I'd been wanting to get to Ardnamurchan for ages and it didn't disappoint - the climbing and the scenery are both incredible. Return of the Jedi and Star Wars were the climbing highlights, but the views across the Small Isles and the magic of the Ring itself made them all the more special.

The NW trip coincided with warmer weather so Ally and I got up onto Stac Pollaidh for ascents of Jack the Ripper, Wingless Warlock and Vlad the Impaler. We also made it to Inbhirpollaidh Rock Gym, a crap name for a great crag! The steep, physical Gneiss was the perfect complement to the rough Sandstone slopers & jamming of the day before.

I'd been to Neist years ago but it poured so I'd never actually climbed anything there. The big, intimidating face of Supercharger had made an impression though, and I was glad to get back there & get on it. It turned out to be more solid than expected and had some great climbing on it.
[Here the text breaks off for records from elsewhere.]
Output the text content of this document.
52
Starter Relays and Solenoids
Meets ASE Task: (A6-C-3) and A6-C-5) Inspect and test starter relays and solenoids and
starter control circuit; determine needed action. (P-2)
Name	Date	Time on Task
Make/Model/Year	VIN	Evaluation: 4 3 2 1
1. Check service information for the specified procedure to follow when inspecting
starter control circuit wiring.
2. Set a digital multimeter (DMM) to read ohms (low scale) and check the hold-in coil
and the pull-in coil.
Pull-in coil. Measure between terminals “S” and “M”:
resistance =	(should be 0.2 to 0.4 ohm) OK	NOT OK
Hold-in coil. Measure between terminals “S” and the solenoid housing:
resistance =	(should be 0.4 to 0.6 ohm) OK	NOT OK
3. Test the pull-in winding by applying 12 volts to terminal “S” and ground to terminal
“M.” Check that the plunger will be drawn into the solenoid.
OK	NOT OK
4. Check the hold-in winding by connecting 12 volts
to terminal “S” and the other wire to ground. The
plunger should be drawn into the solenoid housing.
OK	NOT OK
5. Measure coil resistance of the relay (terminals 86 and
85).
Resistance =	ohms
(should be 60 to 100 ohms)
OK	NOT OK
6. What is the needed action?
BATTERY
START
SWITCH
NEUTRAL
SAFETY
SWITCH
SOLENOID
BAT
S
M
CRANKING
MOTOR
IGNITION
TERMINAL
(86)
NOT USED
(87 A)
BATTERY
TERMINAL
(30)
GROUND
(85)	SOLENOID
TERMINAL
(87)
For the bank holiday weekend at the start of May, Elizabeth and I embarked on a journey through one of Scotland's greatest wildernesses - the Knoydart peninsula. Day 1 was a little bit epic - we started from Glenfinnan, ran in almost to Loch Arkaig, then turned left, went up & over the 3 munros north of Glen Dessary and finished at Sourlies bothy. Day 2 was fortunately a bit shorter, taking us up & over Luanaidh Bheinn and down to Inverie for massive feast in the Old Forge. The ferry to Mallaig and bus to Glenfinnan completed the loop the next day. With great weather, phenomenal scenery and blissful solitude, it was a weekend to remember.

Mountains and Sea-Cliffs on Skye
Whether you're a monarchist or a republican, you'd have to admit that the Royal Family gave done a good job of giving us extra bank holidays in the past couple of years. We celebrated the jubilee (honest) with a 4-day trip to Skye in perfect weather and with barely a midge in sight.

Andy and I started a little over-optimistically, heading for Vulcan Wall area first thing on Saturday morning. After I'd experienced the joys of leading an E2 crux with no feeling in my hands or feet, followed by hot aches at the top belay, we retreated to a slightly warmer crag. A great link-up on Sron na Ciche allowed us to get the blood flowing again, with a dubious topo for Atropos adding to the fun.

The next day, we headed North for some warm rock at Kilt Rock. What a great crag! 4 50m lines of E1 & E2 up impeccable rock had us grinning all the way to the pub!

Monday gave another adventure, this time teaming up with Lisa to do Kung Cobra on the back of Sgurr Coinneach Mor. This 4-star classic clearly doesn't get much traffic but is worth the walk for the solitude & views alone. A circuit of the Coure Laggan round with Elizabeth on the Tuesday completed an excellent weekend.